Windows Vista: User Account Control

We'll start with a quick summary and you can skip the rest of the page if you like. We recommend switching off User Account Control if you use ShellToys on Windows Vista. In fact, if you're the kind of user who will find ShellToys useful, you're probably also the kind of user who will find User Account Control too annoying and restrictive — you've probably turned it off already. If you haven't, you can hold the Shift key when clicking a ShellToys context-menu extension to run the tool with elevated administrator privileges.

If you do use ShellToys with UAC enabled, certain tools designed to copy/move/rename/create/delete files and folders may fail to do anything on occasions, as a result of UAC silently blocking the action on one or more of the items you're working with. You should be able to avoid this by only working with files and folders for which you know you have the necessary permissions.

Why doesn't ShellToys prompt you for elevated privileges when necessary? Quite simply, we can't identify "necessary". We could prompt for elevation whenever any ShellToys tool was used, but ShellToys would become too irritating to be useable.

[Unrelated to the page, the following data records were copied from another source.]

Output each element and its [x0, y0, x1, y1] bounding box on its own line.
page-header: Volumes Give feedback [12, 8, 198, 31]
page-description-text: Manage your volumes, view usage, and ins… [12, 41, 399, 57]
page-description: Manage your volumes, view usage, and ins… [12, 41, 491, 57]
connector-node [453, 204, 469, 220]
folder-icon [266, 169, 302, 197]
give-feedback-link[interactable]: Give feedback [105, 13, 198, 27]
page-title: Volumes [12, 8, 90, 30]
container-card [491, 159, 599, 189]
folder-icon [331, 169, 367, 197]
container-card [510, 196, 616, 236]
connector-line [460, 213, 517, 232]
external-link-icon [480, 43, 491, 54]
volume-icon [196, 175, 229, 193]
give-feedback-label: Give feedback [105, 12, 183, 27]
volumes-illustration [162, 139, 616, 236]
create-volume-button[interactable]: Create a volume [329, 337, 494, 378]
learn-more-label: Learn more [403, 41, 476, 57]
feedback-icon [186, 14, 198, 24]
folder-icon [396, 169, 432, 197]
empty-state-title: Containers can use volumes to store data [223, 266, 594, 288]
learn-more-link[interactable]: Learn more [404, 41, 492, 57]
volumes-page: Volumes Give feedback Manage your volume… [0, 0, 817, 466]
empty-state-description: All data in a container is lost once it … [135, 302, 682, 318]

Alternatively, we could prompt whenever you used a tool capable of copy/move/rename/create/delete, but you'd often be working with files that didn't actually need elevated privileges, and we'd be wasting your time again.

Instead we leave it to you. If you know (or suspect) that you're about to use a ShellToys tool to delete, move or rename a protected file, or to create a file or folder in a protected directory, hold the Shift key when clicking the ShellToys tool and you'll be prompted for permission to elevate.